Relative Time for Humans

Many applications deal with events that have occurred at different points in time. Often, these times are relatively recent, such as a list of emails in an inbox or a list of status updates on a social network. When we talk about when an event occurred, it is sometimes useful to be precise (e.g., Thu May 13 19:12:02 2010), and other times it is better to be a bit softer (e.g., about a minute ago).

This function gets built from time-to-time in various languages: for example in Python and Javascript. I thought it might be fun to see how simple it could be in Factor.

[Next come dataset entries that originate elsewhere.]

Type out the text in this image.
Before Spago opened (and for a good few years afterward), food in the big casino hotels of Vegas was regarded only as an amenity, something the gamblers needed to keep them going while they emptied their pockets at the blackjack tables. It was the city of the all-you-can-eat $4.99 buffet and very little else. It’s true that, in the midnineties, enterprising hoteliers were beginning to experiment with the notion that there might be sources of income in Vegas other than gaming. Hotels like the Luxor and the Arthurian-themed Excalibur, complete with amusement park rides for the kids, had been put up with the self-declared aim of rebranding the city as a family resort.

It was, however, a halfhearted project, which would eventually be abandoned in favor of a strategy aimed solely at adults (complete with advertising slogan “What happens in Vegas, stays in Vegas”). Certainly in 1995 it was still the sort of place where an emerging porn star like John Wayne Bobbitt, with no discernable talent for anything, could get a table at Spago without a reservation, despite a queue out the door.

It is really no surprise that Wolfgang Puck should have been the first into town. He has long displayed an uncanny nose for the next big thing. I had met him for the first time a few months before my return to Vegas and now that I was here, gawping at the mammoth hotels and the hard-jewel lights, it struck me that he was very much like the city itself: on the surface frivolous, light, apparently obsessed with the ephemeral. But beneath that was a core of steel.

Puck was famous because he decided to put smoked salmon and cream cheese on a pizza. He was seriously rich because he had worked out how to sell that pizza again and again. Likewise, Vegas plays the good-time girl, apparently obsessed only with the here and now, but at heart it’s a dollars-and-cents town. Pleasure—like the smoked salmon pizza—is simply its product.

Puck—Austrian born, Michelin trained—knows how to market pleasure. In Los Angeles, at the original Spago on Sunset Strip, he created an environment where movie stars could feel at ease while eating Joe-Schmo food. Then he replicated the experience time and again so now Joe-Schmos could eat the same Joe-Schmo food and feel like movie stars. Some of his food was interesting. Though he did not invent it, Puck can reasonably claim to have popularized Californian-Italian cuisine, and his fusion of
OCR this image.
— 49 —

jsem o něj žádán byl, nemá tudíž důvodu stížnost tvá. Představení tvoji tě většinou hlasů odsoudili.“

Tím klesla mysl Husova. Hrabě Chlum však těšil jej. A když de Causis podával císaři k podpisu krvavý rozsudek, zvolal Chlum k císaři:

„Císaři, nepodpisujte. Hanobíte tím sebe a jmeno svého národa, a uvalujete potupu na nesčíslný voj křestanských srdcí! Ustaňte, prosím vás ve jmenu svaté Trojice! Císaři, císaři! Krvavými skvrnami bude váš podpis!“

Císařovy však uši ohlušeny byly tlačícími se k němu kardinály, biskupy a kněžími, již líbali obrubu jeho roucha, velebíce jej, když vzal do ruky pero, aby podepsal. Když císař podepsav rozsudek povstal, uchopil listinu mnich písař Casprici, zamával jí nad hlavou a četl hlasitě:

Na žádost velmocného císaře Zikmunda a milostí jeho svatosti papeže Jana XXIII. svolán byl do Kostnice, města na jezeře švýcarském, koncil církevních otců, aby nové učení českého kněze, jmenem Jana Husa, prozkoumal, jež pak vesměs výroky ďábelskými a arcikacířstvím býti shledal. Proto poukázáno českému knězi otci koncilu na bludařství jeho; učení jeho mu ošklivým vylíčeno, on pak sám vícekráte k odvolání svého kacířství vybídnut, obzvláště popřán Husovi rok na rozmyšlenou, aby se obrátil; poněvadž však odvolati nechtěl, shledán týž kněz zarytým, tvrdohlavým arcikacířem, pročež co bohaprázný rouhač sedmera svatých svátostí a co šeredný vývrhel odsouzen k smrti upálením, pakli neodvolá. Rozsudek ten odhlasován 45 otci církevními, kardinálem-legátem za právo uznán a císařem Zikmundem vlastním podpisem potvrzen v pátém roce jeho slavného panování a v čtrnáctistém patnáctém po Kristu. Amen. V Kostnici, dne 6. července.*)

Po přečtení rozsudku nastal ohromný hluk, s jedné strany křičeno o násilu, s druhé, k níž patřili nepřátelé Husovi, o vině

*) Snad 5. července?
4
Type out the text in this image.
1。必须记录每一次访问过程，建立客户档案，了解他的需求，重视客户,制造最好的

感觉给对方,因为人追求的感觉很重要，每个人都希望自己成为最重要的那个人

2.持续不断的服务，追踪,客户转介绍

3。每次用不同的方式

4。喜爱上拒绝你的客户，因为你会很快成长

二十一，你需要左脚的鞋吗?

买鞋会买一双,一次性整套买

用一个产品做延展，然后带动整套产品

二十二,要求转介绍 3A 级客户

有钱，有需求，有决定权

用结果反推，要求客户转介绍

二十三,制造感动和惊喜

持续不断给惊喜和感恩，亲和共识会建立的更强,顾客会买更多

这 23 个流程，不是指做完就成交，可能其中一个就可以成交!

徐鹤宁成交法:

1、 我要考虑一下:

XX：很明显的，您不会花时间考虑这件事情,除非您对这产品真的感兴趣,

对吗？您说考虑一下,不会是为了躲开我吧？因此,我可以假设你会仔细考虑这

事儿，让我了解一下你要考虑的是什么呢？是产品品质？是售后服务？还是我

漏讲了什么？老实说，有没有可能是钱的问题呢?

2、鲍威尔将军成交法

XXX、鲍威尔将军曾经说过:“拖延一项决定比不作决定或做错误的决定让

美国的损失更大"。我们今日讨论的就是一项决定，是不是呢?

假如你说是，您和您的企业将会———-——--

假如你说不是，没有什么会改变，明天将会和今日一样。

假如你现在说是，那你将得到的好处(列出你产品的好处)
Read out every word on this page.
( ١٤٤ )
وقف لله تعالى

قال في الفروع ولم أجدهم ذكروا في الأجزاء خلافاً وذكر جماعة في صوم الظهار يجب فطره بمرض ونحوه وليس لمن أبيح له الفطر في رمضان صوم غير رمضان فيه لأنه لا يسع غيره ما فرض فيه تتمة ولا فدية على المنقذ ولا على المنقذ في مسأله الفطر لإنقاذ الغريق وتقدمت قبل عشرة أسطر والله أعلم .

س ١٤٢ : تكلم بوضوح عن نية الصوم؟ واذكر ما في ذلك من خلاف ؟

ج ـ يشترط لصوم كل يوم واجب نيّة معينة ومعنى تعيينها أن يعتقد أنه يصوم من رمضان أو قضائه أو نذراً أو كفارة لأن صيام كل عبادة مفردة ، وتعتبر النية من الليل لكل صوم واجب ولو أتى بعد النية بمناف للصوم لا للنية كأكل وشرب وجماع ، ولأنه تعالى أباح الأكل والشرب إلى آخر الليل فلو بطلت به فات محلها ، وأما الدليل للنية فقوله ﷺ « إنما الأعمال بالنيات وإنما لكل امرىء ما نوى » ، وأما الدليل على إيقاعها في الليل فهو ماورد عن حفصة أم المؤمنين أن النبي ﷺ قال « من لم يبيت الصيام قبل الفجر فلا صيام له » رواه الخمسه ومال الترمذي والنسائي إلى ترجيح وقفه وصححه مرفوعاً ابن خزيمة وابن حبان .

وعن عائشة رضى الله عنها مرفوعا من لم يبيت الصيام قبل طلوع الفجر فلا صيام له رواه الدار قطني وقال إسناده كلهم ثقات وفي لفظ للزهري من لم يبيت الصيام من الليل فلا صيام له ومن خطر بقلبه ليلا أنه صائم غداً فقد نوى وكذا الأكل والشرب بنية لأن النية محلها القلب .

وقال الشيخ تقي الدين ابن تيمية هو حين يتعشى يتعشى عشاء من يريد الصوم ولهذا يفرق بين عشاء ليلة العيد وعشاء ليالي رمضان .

A very useful type of conditional combinator is called cond. It applies to a sequence of quotations. The first elements in the sequence are pairs of quotations. The combinator proceeds to call the first quotation in each pair until a true value is yielded, at which point it calls the second quotation in that pair and stops iterating. A final quotation can be provided to handle the case where none of the pairs returned a true value.

In typical applicative languages, this would be provided by an "if/else if/else" chain. It is a general pattern and is used in Factor to implement case (a type of switch statement).

Using a few vocabularies:

USING: combinators formatting kernel math ;

We will write a word that takes the number of seconds that something happened in the past, and calculates how long ago it was in "human terms":

: relative-time ( seconds -- string ) dup 0 < [ "negative seconds" throw ] when { { [ dup 1 < ] [ drop "just now" ] } { [ dup 60 < ] [ drop "less than a minute ago" ] } { [ dup 120 < ] [ drop "about a minute ago" ] } { [ dup 2700 < ] [ 60 / "%d minutes ago" sprintf ] } { [ dup 5400 < ] [ drop "about an hour ago" ] } { [ dup 86400 < ] [ 3600 / "%d hours ago" sprintf ] } { [ dup 172800 < ] [ drop "1 day ago" ] } [ 86400 / "%d days ago" sprintf ] } cond ;

Fairly concise as it turns out. If it wasn't for the minor stack manipulation, you might say this was getting very close to the essence of the algorithm.